The proceduralization of administrative law makes a new approach necessary, because administrative
decisions no longer take center stage and have been replaced by procedure.

Private vs public (p. 607):
Administrative law was initially established as a “special” law, separate from private law.
Globalization, overburdened governments, privatization, and new public management techniques
have all de-emphasized and blurred the public–private divide.
- In the global polity, hybrid and private bodies are as numerous as public bodies.
- National governments make increasing use of private law. Consequently, the state becomes
dependent upon collaboration with civil society.

● With the emergence of the enabling state, the focus of public activity has shifted toward
measures aimed at financing benefits through the market.
- Outsourcing and public–private partnerships increase efficiency and sectionalism,
which in turn contribute to the fragmentation of the state.
● On the contrary, private institutions increasingly apply administrative law rules. As public
bodies are not necessarily subject to administrative law, so too private bodies are not
necessarily subject to private law.
These developments make it necessary to abandon the public law regime paradigm, to de-publicize
the approach adopted by administrative law scholarship and to study the ambiguities and the richness
of the interconnections between public and private law.
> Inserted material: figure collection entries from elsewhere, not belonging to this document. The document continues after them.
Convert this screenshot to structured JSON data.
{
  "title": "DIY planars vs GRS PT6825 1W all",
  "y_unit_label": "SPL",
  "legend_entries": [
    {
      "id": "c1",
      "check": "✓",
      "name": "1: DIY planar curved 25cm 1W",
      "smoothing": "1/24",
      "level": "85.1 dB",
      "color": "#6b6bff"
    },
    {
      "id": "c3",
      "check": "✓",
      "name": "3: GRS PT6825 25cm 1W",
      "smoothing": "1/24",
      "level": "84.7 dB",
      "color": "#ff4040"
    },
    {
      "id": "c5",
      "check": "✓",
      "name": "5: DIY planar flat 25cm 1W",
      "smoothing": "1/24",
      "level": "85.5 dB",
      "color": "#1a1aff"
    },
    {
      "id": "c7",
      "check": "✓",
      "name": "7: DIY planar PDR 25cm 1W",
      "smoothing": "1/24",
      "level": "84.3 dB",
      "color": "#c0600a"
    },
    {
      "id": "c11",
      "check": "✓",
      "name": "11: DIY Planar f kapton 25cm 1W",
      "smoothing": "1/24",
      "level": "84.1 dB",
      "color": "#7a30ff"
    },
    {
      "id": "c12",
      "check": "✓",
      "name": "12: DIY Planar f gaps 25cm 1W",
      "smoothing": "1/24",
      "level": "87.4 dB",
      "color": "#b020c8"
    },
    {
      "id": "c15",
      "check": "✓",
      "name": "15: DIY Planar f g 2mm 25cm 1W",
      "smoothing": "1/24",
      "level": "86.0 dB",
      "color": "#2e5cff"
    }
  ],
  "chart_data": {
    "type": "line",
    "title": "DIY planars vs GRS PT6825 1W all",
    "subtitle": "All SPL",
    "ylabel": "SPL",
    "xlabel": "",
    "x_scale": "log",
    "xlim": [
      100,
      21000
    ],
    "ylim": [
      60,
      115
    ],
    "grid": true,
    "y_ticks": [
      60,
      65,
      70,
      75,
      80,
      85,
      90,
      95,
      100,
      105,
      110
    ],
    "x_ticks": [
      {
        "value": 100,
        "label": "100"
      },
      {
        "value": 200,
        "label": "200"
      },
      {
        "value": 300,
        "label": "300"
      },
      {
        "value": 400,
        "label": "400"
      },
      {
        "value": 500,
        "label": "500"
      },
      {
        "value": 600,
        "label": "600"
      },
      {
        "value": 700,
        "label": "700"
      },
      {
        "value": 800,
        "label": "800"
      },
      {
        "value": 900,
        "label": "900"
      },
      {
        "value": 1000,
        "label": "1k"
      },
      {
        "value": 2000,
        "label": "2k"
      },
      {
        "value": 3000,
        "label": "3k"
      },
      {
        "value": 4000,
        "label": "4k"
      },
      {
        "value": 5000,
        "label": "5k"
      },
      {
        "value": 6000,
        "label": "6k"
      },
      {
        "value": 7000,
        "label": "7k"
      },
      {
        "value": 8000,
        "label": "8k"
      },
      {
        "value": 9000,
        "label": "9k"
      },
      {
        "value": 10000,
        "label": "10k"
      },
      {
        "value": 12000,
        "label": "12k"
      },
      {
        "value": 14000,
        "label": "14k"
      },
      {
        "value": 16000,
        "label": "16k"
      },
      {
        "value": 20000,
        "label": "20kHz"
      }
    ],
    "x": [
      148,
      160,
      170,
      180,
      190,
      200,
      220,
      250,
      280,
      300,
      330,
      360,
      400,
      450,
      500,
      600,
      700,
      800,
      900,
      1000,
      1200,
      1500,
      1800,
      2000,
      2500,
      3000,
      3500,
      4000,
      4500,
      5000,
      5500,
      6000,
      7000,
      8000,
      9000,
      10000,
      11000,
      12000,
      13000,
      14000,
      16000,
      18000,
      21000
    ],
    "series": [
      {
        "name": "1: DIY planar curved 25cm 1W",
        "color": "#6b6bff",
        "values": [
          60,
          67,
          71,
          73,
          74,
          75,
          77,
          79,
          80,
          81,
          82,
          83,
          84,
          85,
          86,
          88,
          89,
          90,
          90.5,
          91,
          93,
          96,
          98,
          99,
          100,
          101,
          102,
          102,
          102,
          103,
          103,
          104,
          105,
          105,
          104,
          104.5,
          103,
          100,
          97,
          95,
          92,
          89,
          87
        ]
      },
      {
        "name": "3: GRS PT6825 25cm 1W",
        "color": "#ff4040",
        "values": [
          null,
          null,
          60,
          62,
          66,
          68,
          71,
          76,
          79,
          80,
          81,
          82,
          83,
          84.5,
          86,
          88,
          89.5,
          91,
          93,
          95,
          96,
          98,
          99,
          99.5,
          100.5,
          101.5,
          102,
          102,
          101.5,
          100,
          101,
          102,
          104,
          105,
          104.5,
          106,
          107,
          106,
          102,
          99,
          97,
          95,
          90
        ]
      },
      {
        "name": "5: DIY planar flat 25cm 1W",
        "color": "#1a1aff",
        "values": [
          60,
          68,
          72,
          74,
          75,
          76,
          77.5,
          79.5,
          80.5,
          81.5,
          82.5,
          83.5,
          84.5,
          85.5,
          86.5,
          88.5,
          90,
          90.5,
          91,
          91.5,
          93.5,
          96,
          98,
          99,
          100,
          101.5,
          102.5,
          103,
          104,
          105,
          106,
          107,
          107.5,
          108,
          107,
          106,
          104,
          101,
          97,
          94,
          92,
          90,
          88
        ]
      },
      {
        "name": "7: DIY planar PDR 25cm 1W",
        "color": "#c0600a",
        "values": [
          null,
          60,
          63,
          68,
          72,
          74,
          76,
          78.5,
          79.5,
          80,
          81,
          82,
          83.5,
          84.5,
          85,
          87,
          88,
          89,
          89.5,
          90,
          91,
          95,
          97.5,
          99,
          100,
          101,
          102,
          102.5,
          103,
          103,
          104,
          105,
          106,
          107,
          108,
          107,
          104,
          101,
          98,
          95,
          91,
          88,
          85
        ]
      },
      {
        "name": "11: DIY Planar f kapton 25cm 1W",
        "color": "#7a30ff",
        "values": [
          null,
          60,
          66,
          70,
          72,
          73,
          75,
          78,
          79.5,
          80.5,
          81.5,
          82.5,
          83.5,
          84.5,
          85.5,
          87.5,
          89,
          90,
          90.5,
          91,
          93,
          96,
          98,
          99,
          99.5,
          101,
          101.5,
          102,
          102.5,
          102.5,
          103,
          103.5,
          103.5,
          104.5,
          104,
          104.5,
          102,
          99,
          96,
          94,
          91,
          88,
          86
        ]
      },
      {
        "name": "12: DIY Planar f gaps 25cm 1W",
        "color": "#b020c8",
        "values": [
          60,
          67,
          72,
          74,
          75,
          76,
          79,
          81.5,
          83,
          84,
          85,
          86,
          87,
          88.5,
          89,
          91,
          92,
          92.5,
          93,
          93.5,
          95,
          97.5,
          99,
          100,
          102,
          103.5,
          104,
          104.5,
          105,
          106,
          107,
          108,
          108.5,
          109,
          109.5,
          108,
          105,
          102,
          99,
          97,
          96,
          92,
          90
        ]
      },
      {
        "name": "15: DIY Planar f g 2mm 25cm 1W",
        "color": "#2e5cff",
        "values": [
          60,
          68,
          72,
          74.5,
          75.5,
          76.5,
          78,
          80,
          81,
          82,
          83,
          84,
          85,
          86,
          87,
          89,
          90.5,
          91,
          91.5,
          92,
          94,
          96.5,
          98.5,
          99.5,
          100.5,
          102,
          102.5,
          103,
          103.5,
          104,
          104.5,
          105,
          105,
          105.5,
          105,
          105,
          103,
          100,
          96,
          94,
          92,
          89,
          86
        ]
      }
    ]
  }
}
The “administrative machine” (p. 608):
Administrative law has evolved from a linear, hierarchical model to a more complex and collaborative
one where negotiation and consultation are common:
- there is no longer a clear dividing line between administration and society;
- negotiation runs side by side with command and control;
- as soon as new services require new structures, these new structures establish links with their
institutional clients and attract new clients (both internally and externally);
- decision-making processes are replaced or accompanied by consultation, mediation,
Parliament-like procedures, or, simply, muddling through
The author suggests that administrative law scholarship needs to adapt to this new reality by viewing
administrative law as a market where many negotiations take place, and by paying attention to the
rules of change and a different conception of administrative law as a dynamic system.

The executive branch, between politics and society (p. 608-609):
The executive branch has become society's largest artifact and is embedded in society, no longer
extraneous to it.
The emergence of the administrative state has made regulation pervasive.